Parmi eux, Benoit Goulet a confirmé sa participation. En entrevue avec le Portail de l’assurance, il a confié travailler aux derniers détails du programme avec Martin Deslauriers. Vice-président, recrutement, courtage externe et comptes spéciaux de Lafond + Associés, M. Goulet ajoute que l’expertise de l’équipe de département Lafond Gestion permettra d’épauler les futurs étudiants.

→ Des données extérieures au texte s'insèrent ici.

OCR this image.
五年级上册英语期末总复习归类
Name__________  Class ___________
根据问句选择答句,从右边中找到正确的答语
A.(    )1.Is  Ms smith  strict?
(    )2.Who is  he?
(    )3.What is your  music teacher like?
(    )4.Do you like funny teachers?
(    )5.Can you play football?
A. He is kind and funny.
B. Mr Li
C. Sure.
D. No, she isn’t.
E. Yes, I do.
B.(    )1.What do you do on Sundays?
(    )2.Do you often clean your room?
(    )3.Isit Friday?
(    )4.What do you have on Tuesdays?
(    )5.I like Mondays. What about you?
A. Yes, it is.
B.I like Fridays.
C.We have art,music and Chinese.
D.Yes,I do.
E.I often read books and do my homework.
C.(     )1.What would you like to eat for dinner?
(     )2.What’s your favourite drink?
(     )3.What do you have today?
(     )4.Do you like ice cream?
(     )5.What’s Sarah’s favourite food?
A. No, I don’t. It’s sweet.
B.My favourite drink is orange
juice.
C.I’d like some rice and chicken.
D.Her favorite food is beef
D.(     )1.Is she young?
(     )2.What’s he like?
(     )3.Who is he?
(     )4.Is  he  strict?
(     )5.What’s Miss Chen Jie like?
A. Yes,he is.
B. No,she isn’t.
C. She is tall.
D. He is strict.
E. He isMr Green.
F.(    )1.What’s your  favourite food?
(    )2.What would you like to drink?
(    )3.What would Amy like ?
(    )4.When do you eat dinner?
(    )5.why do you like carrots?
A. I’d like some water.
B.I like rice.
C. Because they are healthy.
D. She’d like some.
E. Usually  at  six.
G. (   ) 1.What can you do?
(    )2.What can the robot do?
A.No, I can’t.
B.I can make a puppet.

Dans son rôle professionnel, Benoit Goulet recrute régulièrement de nouveaux conseillers et les intègre au sein de Lafond + Associés. Son expérience l’a amené tant du côté des assureurs que des agents généraux. Il a amorcé sa carrière à La Métropolitaine en 1993 (depuis fondu dans Clarica qui a fusionné avec Sun Life) et a été directeur régional des ventes à La Capitale de 2001 à 2006. M. Goulet est passé au courtage indépendant avec l’agent général Pro Vie Assurances qui deviendra ensuite Aurrea Signature, puis Réseau d'assurance IDC Worldsource, acquis par Desjardins Assurances en 2022.

Critère principal : avoir le profil entrepreneur 

Cette collaboration avec Lafond viser entre autres à offrir un coaching individuel aux candidats retenus. Benoit Goulet souligne que l’un des critères pour accéder au programme est d’avoir un profil d’entrepreneur. « Grâce à notre département Lafond gestion, nous sommes en mesure d’identifier ceux qui ont de l'intérêt pour devenir entrepreneur dans le secteur des produits financiers, et leur montrer comment acquérir une clientèle, et créer une relation avec un éventuel vendeur », dit le vice-président, recrutement, courtage externe et comptes spéciaux de Lafond. 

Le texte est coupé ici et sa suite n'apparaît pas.